Thanks for the win, LeadHead
, and of course for stepping in with this contest to keep it a going concern!
I'd be willing to take a shot at running the contest. I don't have my heart set on it or anything, so if someone else wants to step in by all accounts please do.
I figure on PMing Skywalker about it in a week or so if I don't hear from anyone else interested.
Phlox: What? I have three wives, all with needs, and I'm not getting any younger.
Trip: You're sure we'll be able to see into T'Pol's shower?
Reed: Absolutely. One day, we'll invent an interactive computer program that will make all this spying unnecessary. Holograms maybe?
Trip: Ugh... it won't be me inventing it. Last time I was in a holographic simulation I ended up pregnant.
Reed: Sounds like a good program.
Hoshi: Xenolinguistics. You have no idea what that means.
Archer: The study of alien languages, morphology, phonology, syntax. It means you've got a talented tongue.
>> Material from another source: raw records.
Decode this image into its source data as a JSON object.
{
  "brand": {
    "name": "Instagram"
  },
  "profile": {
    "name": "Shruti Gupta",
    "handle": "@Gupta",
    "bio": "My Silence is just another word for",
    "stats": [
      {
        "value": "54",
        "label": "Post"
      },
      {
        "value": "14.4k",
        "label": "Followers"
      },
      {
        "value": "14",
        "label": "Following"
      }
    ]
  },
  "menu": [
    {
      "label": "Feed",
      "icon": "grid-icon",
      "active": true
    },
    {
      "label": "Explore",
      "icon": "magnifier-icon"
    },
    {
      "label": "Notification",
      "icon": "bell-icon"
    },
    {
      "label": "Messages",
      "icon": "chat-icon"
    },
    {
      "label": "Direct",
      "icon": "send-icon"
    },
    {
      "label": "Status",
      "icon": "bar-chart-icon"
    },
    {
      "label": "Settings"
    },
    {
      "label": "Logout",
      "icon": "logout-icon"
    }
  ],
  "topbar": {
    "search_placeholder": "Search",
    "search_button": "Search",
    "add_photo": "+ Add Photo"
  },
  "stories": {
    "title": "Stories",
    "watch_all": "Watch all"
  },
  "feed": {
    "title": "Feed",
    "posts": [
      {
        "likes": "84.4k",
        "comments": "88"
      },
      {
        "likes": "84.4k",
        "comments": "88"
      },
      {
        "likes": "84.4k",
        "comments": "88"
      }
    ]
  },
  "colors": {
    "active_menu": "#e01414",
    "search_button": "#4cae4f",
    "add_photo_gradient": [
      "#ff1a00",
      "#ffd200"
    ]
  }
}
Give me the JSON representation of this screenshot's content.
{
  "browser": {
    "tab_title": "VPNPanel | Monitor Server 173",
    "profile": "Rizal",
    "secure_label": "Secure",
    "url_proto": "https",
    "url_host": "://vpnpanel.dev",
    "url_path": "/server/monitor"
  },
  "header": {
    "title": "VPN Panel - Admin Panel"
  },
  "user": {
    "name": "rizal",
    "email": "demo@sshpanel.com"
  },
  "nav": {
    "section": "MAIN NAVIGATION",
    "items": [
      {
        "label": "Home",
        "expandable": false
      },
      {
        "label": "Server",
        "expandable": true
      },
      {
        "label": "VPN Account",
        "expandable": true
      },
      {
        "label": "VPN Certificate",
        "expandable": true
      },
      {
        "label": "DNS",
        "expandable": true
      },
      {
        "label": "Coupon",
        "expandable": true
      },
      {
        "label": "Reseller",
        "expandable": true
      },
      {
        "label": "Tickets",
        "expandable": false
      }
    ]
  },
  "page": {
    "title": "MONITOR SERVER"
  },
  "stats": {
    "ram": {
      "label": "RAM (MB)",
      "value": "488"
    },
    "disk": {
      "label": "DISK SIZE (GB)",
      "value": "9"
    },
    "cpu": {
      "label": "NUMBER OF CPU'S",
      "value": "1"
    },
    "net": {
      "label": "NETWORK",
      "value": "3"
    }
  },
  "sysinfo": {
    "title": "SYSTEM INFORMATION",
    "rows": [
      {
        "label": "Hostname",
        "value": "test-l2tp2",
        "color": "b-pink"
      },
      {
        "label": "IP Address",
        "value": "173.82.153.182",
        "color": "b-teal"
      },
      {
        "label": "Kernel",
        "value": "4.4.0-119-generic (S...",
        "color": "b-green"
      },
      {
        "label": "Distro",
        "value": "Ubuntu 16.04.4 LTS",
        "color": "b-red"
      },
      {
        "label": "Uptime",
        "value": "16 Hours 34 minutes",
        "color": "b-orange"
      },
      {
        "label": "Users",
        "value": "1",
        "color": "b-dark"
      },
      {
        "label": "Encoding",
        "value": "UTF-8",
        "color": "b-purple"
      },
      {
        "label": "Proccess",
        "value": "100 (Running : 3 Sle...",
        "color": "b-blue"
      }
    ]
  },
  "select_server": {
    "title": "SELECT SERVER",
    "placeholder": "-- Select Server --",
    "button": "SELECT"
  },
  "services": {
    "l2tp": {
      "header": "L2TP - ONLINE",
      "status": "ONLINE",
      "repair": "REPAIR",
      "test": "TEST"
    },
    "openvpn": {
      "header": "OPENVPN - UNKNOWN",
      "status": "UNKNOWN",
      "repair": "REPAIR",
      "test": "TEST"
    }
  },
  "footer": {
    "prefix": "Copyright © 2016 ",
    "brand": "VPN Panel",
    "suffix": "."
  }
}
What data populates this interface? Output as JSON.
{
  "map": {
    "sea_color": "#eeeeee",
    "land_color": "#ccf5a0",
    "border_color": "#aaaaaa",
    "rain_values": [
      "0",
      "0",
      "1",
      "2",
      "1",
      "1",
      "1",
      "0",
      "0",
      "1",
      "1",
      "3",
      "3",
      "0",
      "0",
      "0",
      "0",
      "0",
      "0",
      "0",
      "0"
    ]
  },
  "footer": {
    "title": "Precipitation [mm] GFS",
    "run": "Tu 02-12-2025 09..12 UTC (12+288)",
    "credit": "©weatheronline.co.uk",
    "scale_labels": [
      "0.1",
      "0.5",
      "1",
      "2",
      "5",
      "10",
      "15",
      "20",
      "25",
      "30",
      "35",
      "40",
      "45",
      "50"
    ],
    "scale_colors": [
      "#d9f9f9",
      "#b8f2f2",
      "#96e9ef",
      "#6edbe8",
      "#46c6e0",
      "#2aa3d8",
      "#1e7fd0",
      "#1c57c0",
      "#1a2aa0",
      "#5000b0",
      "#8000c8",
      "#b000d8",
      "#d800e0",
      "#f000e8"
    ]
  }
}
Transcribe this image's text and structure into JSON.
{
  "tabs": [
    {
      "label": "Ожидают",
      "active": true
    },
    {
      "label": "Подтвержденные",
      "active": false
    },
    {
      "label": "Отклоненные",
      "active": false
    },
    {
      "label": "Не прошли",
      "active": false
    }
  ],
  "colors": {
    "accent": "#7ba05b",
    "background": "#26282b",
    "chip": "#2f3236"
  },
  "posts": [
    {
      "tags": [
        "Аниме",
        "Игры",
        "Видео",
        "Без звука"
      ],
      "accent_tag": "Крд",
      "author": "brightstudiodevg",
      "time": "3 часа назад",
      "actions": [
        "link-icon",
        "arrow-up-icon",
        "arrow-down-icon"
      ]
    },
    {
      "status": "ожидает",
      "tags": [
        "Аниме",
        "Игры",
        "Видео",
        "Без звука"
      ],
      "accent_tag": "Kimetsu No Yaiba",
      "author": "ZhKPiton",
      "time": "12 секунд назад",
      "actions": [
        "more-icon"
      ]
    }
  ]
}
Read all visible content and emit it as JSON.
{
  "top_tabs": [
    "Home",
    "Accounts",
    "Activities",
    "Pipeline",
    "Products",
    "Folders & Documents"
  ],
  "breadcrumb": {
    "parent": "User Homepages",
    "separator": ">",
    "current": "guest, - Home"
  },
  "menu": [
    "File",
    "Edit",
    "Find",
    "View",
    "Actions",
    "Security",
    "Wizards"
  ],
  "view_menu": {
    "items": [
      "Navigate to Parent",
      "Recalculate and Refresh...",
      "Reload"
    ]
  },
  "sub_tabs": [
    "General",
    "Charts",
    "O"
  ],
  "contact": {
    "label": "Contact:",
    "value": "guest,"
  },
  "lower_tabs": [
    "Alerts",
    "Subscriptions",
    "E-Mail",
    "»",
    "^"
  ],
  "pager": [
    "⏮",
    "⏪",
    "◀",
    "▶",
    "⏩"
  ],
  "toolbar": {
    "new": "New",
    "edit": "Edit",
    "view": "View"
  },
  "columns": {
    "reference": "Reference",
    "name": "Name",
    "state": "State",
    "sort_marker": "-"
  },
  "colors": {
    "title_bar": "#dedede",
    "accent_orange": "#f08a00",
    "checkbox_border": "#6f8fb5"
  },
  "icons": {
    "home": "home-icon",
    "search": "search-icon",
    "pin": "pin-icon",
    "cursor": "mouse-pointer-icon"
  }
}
Hoshi: I'm impressed. For a moment there, I thought you were just a dumb hick who only has sex with farm animals.
Archer: Well, not only.
Archer: -giggles- I'll just edit in all these blocky 20th century knobs and levers on all these futuristic designs Daniels left here. Let's see... Constitution class...
Phlox: I'll require DNA samples gentleman.
Phlox: I will find out who keeps peeing on my ficus in Sickbay.
Trip: I'll be below deck in engineering securing the ah... something.